Several weeks ago, it was noted in this space that a cargo handler at New York’s busy John F. Kennedy International Airport was nabbed after stealing a shipment of iPads valued at $1.9 million.
On Thursday ABC News reported that a second theft of the popular electronic devices had occurred at JFK. This time, the thief attempted to abscond with just two iPads. The combined value of the stolen merchandise was estimated at between $800 and $1,000.
Yet, in one respect, the more recent crime was the more heinous. Why? Because the perpetrator, 32-year-old Sean Henry, was an officer of the Transportation Security Administration. He is entrusted with providing “security and protection” for “air travelers.” His job description does not mention pocketing their belongings when the items are momentarily out of their sight.

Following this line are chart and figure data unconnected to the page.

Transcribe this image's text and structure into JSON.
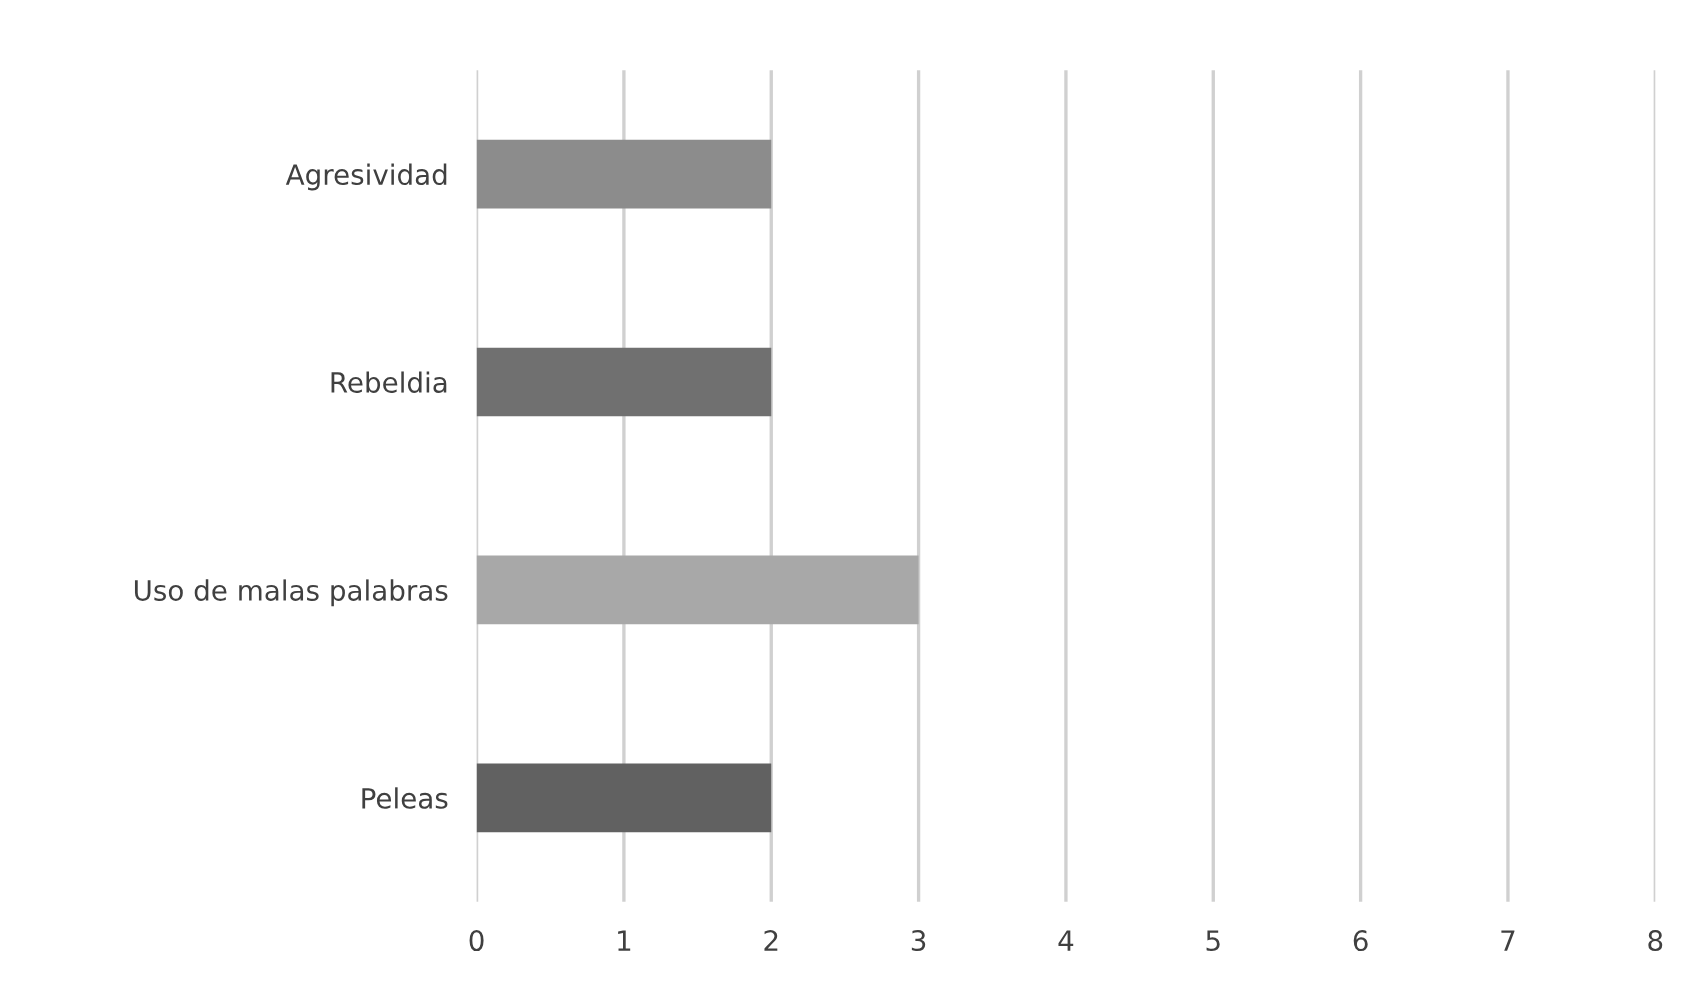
{
  "chart_data": {
    "type": "bar",
    "orientation": "horizontal",
    "categories": [
      "Agresividad",
      "Rebeldia",
      "Uso de malas palabras",
      "Peleas"
    ],
    "values": [
      2,
      2,
      3,
      2
    ],
    "colors": [
      "#8c8c8c",
      "#707070",
      "#a8a8a8",
      "#616161"
    ],
    "xlim": [
      0,
      8
    ],
    "xticks": [
      0,
      1,
      2,
      3,
      4,
      5,
      6,
      7,
      8
    ],
    "grid": "x"
  }
}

The larger problem is that Sean Henry is just one bad apple in a bushel barrel of rotten fruit. Back in March, it was revealed that Kennedy Airport is the scene of 200 thefts each day! Kenneth Mollins, a JFK security attorney, commented that “the belly of the airplane has become like a flea market for airport employees. They go in there and go through all the luggage unencumbered, unchecked.”

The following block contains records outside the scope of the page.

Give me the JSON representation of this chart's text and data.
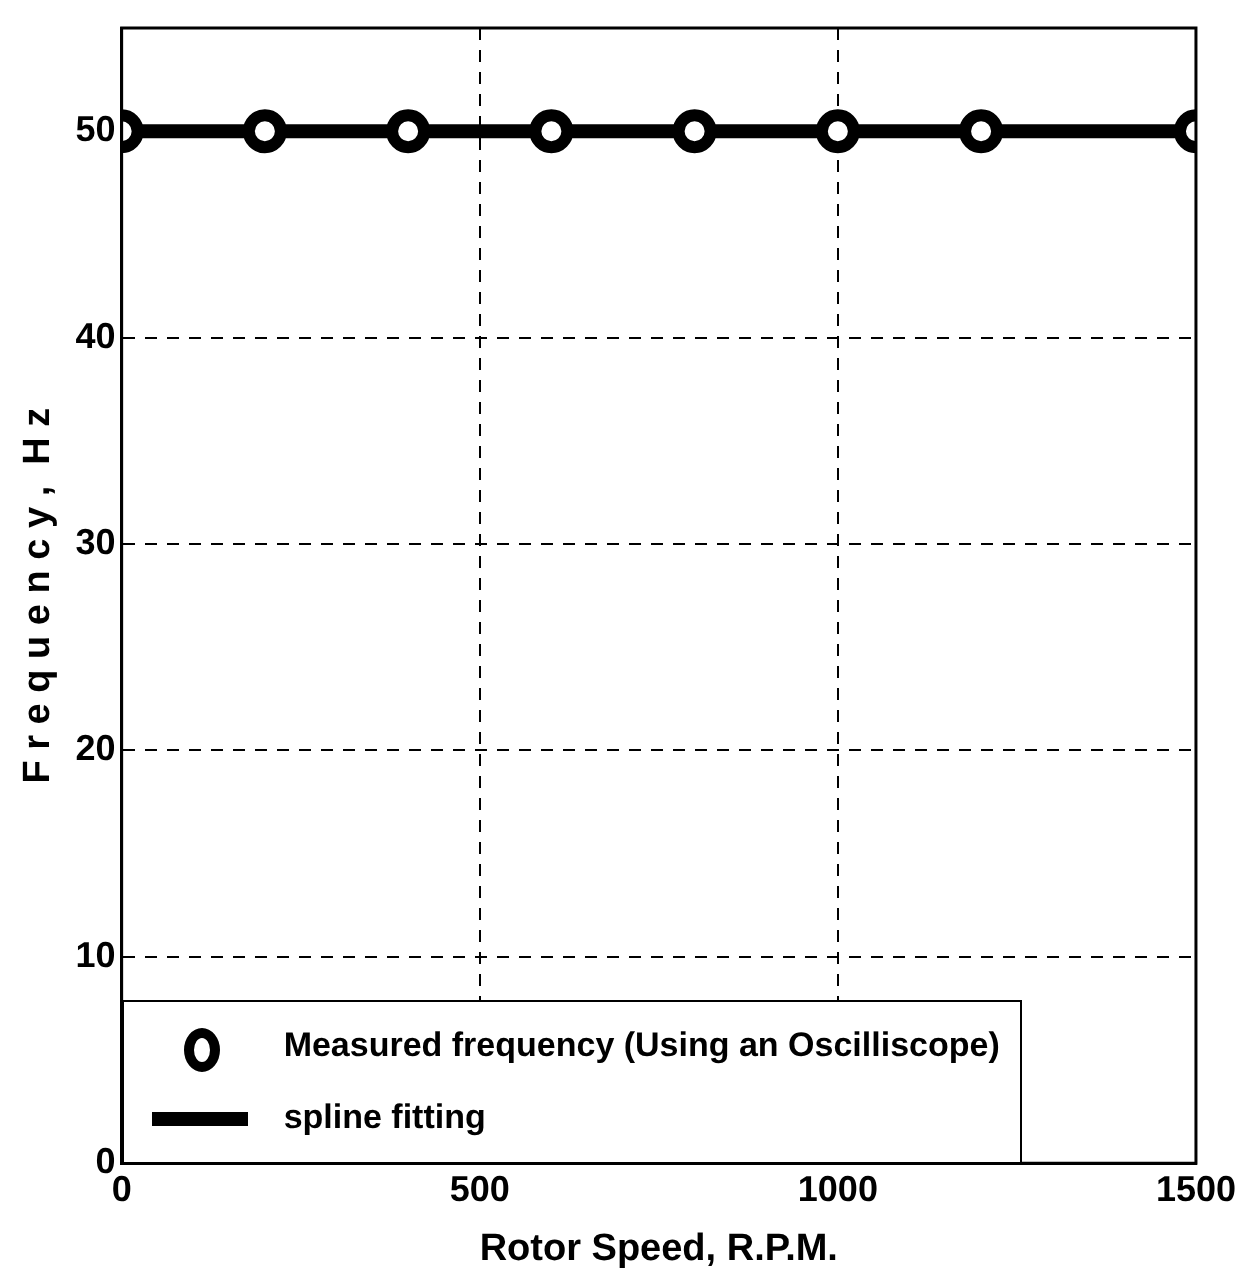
{
  "chart_data": {
    "type": "scatter",
    "xlabel": "Rotor Speed, R.P.M.",
    "ylabel": "F r e q u e n c y ,  H z",
    "xlim": [
      0,
      1500
    ],
    "xticks": [
      0,
      500,
      1000,
      1500
    ],
    "ylim": [
      0,
      55
    ],
    "yticks": [
      0,
      10,
      20,
      30,
      40,
      50
    ],
    "grid": true,
    "line_style": "dashed",
    "legend": "bottom left",
    "series": [
      {
        "name": "Measured frequency (Using an Oscilliscope)",
        "type": "scatter",
        "marker": "circle",
        "color": "#000000",
        "x": [
          0,
          200,
          400,
          600,
          800,
          1000,
          1200,
          1500
        ],
        "values": [
          50,
          50,
          50,
          50,
          50,
          50,
          50,
          50
        ]
      },
      {
        "name": "spline fitting",
        "type": "line",
        "marker": "none",
        "line_style": "solid",
        "color": "#000000",
        "x": [
          0,
          200,
          400,
          600,
          800,
          1000,
          1200,
          1500
        ],
        "values": [
          50,
          50,
          50,
          50,
          50,
          50,
          50,
          50
        ]
      }
    ]
  }
}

Only a small fraction of these crimes are committed by TSA employees. ABC News conducted an investigation in September and determined that 381 TSA officers had been fired for theft between 2003 and 2012. Eleven of those firings have occurred this year.
Yet one TSA theft is one too many. It violates an implied covenant between the U.S. government and its citizens.

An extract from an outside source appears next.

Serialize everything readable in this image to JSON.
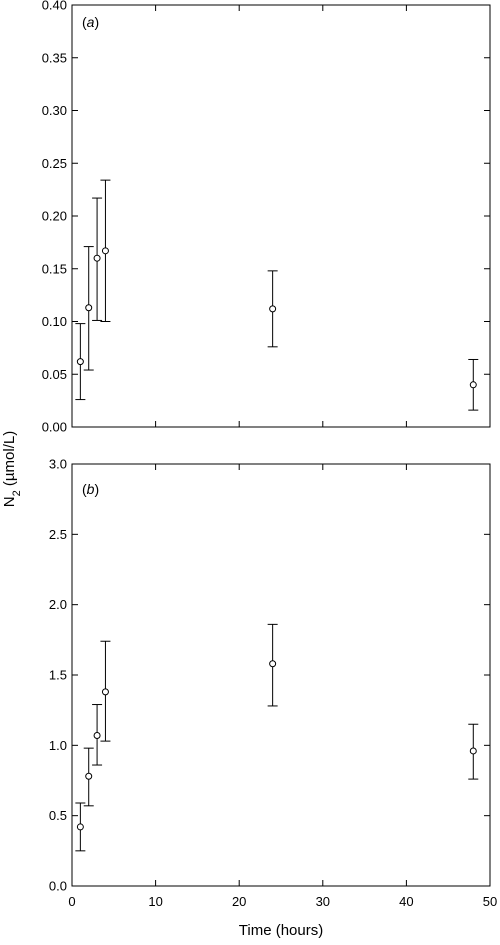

ABC quotes TSA spokesman David Castelveter as saying that the agency has “taken the steps to begin processing [Henry] for termination” and that it “holds its employees to the highest ethical standards and has zero tolerance for misconduct in the workplace.”
That’s all very reassuring, but when is the Department of Homeland Security, of which the TSA is a wing, going to start taking steps to better screen its screeners at the hiring phase? That the agency has implemented a sting operation to ferret out the crooks in its ranks is all to the good. That they are squandering taxpayer money to carry out this covert operation instead of nipping the problem in the bud is not.